Anyway back to my rant. I have this sinking feeling that some people may be offended so let me apologise ahead of time. In my recent three and a half weeks back at college, I have determined that our newest adult generation knows nothing of disability. Knows nothing and lives contentedly within that ignorant bliss. I am comfortable walking without my id cane, mostly as the purpose of a cane is to tell others of my blindness - so i figure if the wall wants to jump forward and be bumped into, then so be it. Plus I have this whole issue wondering - where do you put it while using the rest room? You know no matter how I manage it, I have to pick it up and carry it to the sink to wash my hands.... I'd love some feed back on this one as currently I am "that" lady who scrubs her cane after washing her hands in the ladies room. Back on track, ignorant bliss. What is the purpose of an id cane, if not to inform and acknowledge a disability's presence? Here are my following three suggestions the next time you see someone with a white cane;

1. they may be blind, but they are not deaf... and yes I know it's weird that I washed my cane in the sink this morning, stop talking about it - i can hear you!

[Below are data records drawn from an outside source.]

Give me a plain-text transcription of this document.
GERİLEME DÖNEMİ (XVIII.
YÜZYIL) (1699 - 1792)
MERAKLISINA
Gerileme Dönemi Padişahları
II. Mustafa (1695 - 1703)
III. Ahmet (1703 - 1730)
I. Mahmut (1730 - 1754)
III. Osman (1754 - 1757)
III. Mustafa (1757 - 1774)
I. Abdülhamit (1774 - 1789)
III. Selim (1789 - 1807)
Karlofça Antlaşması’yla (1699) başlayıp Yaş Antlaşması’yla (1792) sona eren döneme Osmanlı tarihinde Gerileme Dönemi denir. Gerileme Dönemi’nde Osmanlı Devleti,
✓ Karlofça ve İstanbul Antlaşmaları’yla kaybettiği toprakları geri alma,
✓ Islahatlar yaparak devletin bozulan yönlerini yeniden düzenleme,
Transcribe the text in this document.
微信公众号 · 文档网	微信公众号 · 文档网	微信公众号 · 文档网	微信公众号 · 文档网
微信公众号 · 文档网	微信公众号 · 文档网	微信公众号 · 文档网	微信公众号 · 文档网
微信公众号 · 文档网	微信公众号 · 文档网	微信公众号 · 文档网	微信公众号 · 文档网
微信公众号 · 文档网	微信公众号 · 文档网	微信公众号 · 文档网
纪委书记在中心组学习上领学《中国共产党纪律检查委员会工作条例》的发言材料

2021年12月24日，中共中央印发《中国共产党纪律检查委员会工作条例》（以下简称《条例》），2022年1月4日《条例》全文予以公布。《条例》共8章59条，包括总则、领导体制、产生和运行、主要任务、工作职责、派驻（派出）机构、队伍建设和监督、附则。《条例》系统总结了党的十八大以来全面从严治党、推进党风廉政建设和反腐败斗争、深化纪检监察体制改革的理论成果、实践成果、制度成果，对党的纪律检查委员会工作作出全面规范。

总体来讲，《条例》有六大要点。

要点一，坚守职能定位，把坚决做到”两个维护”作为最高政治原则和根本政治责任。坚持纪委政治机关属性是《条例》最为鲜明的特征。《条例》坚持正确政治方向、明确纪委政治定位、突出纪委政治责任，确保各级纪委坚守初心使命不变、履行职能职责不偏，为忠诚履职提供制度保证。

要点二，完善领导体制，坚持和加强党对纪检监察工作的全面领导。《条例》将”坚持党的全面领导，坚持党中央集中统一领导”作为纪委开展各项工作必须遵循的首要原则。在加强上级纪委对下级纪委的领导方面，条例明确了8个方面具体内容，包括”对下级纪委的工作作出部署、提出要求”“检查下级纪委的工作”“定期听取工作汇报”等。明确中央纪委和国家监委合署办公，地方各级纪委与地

2. they may be blind, but they are not stupid.... we do not need coddling, don't talk down to us - besides which I am pretty tall!

3. they may be blind, but they already know it.... once your pea sized brain actually wraps itself around the meaning of the white cane - realise we already know, no auditory explanation is required.

Again my apologies....

See this is why my new found obsession, other than breeding the run on sentence, is to bottle that feeling at the end of my race. Here, I've done something, finished something, been part of something and I feel great. People are happy for me, cheering me on, and are altogether unafraid of catching my disability. Wow respect never tasted so good! I am exhausted trying to educate the world about disability, and / or trying to find a place for myself within their scope of reality. It is time - I have decided - to create a new reality. This is my grand scheme....

Now I just need to figure out the appropriate habitates of that run on.... Nobel prize, here i come.